The MFC code for streams was changed to throw an exception rather than silently ignoring a failure. It sounds reasonable: it would be better for customers to be alerted to failure, rather than just ignoring the failure.

 

On another note, customers over the years have said that FoxPro’s support of ActiveX controls isn’t up to par. However, this code serves as a good example of what really is happening. There was a specification that allowed a leading non-printable character for OLE. You could use it if you wanted to. VFP did. Some other control hosts probably didn’t.
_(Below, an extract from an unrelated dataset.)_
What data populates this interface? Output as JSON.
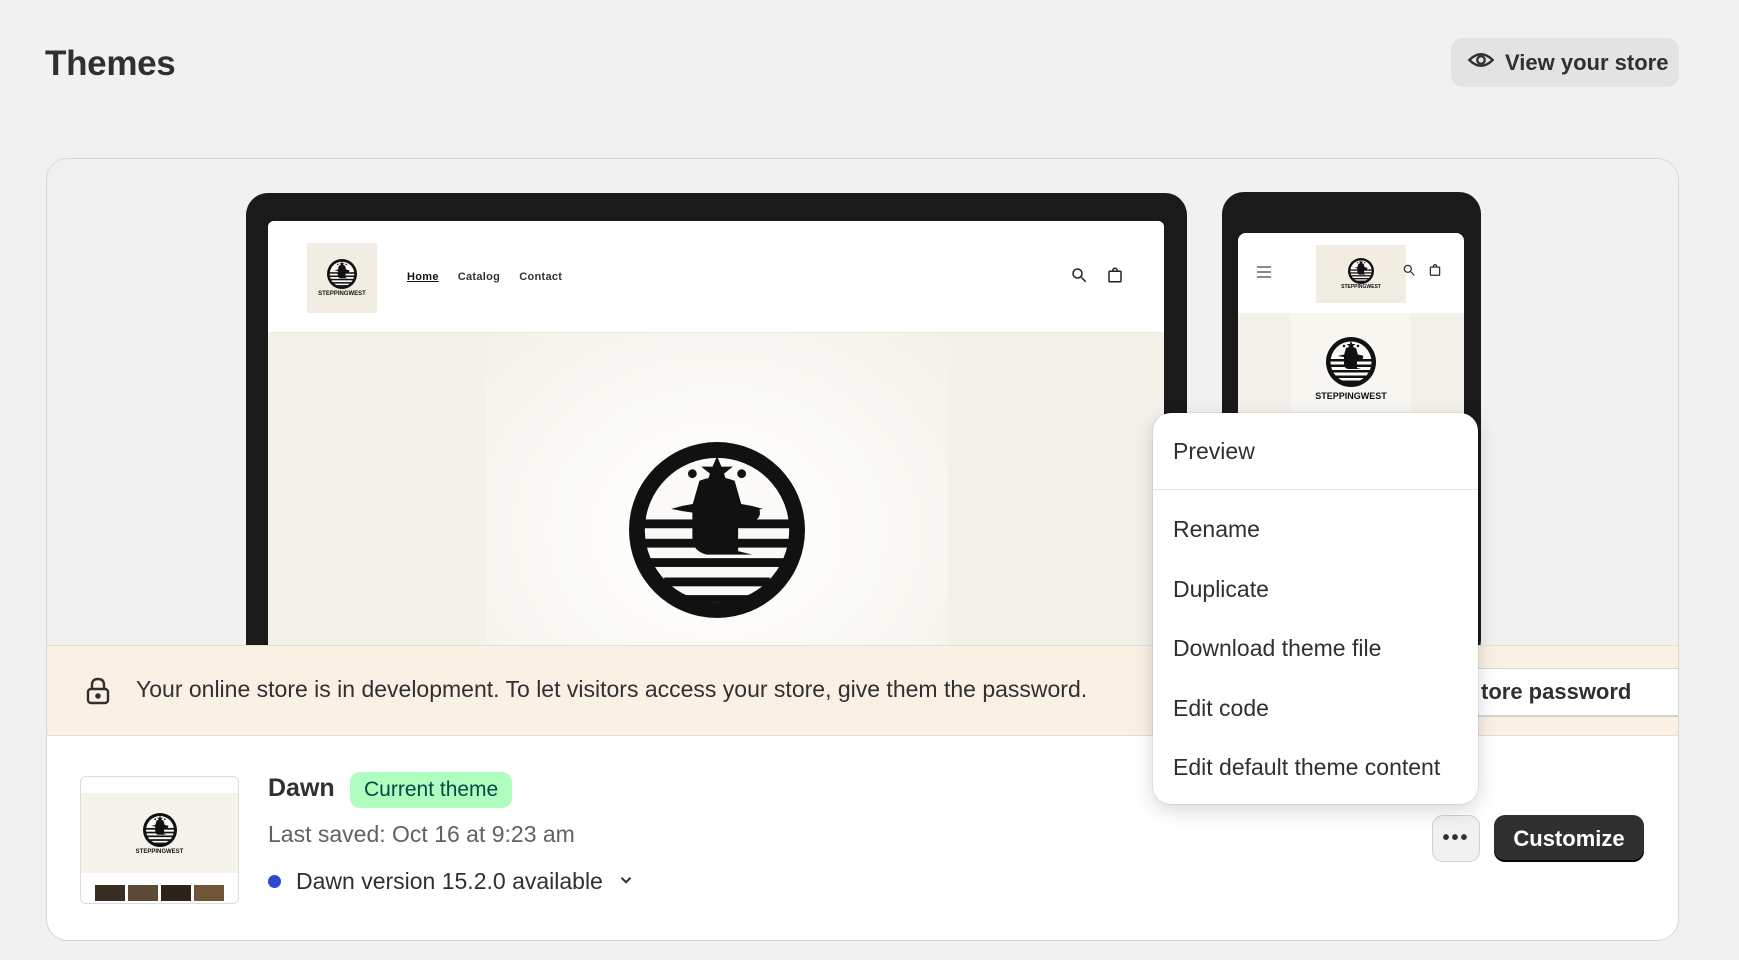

So FoxPro customers hear that controls work in other products, but not in FoxPro, so it must be the case that FoxPro’s control support is not good enough.

 

So the overall result was a failure for the customer after an upgrade (I hate that) At least we’ve identified the problem and come up with a possible workaround (dynamically create the control as the 4 lines of code above do).

 

Our goal at Microsoft is to provide customers code that works and is secure. After all, I’m a customer as well. I don’t like it when software I use seems to fail. However, it’s not always simple to know the right thing to do. Especially with the mix and match of old and new code from several different groups over a decade.